Nos tempos de um Portugal muito diferente viveu os primeiros anos – os da descoberta do mundo – em Nova Iorque. Nos dias de juventude somou experiências em Paris, Londres e teve uma banda na Suécia. E quando, na aurora dos anos 80, uma movida transformou a noite de Lisboa e criou alicerces para a criação de novas formas de expressão, Ana Monteiro, então já conhecida como Anamar, foi um dos rostos de uma cidade que se transformava. Passou pela porta do Frágil, que era um dos mais importantes polos de toda essa movida que rapidamente ligou gente das artes, da moda, da comunicação. Fez cinema. E aquele look de diva do ecrã, com algo hollywoodesco clássico, pelo que não faltaram comparações a uma Rita Hayworth, assim como a personagem que ela mesmo foi moldando, acabaram por ter como expressão maior um percurso na música que começou por associá-la às duas mais importantes editoras independentes que então surgiram em Lisboa, acabando depois, na reta final dos anos 80, por viver um período de ligação à PolyGram, editora para a qual lançou dois álbuns, o primeiro deles Almanave, uma das pérolas mais belas e mais esquecidas de uma visão “alternativa” que então nasceu como fruto direto das transformações numa cidade que descobria finalmente a pujança de uma cultura “jovem” e aprendia a ser cosmopolita e ousada.
Depois de ter editado em 1983 o single Baile Final pela Fundação Atlântica – e deixado na gaveta um álbum gravado, mas nunca editado, com canções de Miguel Esteves Cardoso e Pedro Ayres Magalhães –, ao qual se seguiu o EP Amar Por Amar (na altura dizia-se apenas máxi, referindo-se o formato de doze polegadas do disco), que lançou pela Ama Romanta em 1987, eis que o desafio de voltar a estúdio para criar um novo ciclo de canções ganhou forma e com final feliz. Sobretudo lembrado pela versão (nada canónica) da Canção do Mar, que abre o alinhamento, mas juntando depois um alinhamento que desenha um ambiente desafiante, para alguns talvez exótico, mas no mínimo sempre envolvente, no qual Anamar alia uma teatralidade que lhe era natural a uma voz mais focada na expressão de uma identidade do que com desejo de ir atrás de modelos e paradigmas de terceiros. É essa força primordial, que está tanto no canto como em composições e arranjos que transcendem os limites habituais dos géneros e geografias da música, respirando liberdades que ora são fadistas ora mouriscas, ora pop ora coisa (saudavelmente) inclassificável, que faz de Almanave um disco ao mesmo tempo encantador e audaz (quem não conhece escute esse momento maior que surge em Tudo Dar, canção que encerra o lado B). E vale a pena lembrar que Almanave nasceu no mesmo ano que viu chegar às lojas Free Pop dos Pop Dell’Arte ou Coisas Que Fascinam dos Mler Ife Dada, expressões de uma vitalidade pop destemida que então borbulhava por estes lados e que, no fundo, partilha terreno com a própria emergência dos Madredeus, que nesse mesmo ano apresentam o seu disco de estreia… Que ano este foi na história da música portuguesa!
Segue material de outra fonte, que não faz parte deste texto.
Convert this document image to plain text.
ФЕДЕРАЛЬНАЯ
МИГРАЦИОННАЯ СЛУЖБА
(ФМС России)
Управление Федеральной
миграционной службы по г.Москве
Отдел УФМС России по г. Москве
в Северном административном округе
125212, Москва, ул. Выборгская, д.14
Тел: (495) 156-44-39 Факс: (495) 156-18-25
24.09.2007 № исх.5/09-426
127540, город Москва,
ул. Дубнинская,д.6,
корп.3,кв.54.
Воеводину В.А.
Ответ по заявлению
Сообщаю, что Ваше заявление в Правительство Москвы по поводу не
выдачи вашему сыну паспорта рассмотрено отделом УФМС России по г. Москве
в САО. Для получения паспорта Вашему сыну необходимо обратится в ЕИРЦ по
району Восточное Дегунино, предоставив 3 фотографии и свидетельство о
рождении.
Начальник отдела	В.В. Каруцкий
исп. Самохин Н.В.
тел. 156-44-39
Para criar Almanave Anamar voltou a chamar Emanuel Ramalho – com quem já colaborara no EP Amar Por Amar – que aqui partilha a produção com Jorge Barata. Nuno Rebelo (então nos Mler Ife Dada) assina algumas das composições e arranjos, em alguns casos em parceria com Emanuel Ramalho. Anamar escreve grande parte das letras. Mas depois chama palavras de Fernando Pessoa a Ana, Ai Maria, sobre um tema musical popular. Também de origem popular, Maçadeiras reforça o sentido de liberdade na busca de fontes e de inspiração que não se fecha nem na cidade nem no presente. Canta por isso Frederico de Brito e Ferrer Trindade na Canção do Mar. E Frederico Valério (música) e Silva Tavares em Sabe-se Lá. Estes diálogos entre passado e presente, entre fado e pop, entre ecos de outras culturas e lugares e uma música urbana moderna ocidental, fazem de Almanave um espaço de encontros moldado pela personalidade de uma voz. A experiência teve continuidade imediata em Feiabonita, que a PolyGram lançou dois anos depois. Houve mais discos, mas noutras editoras e com grandes hiatos entre si… Estes dois, particularmente Almanave, traduzem retratos de um tempo de aventura e transformação. Ajudam a contar a história de uma cidade animada por um novo sentido de liberdade e de descoberta… Estranho por isso o facto de Almanave nunca ter conhecido uma edição em CD (apesar de ter merecido da editora Universal uma recente reedição em vinil).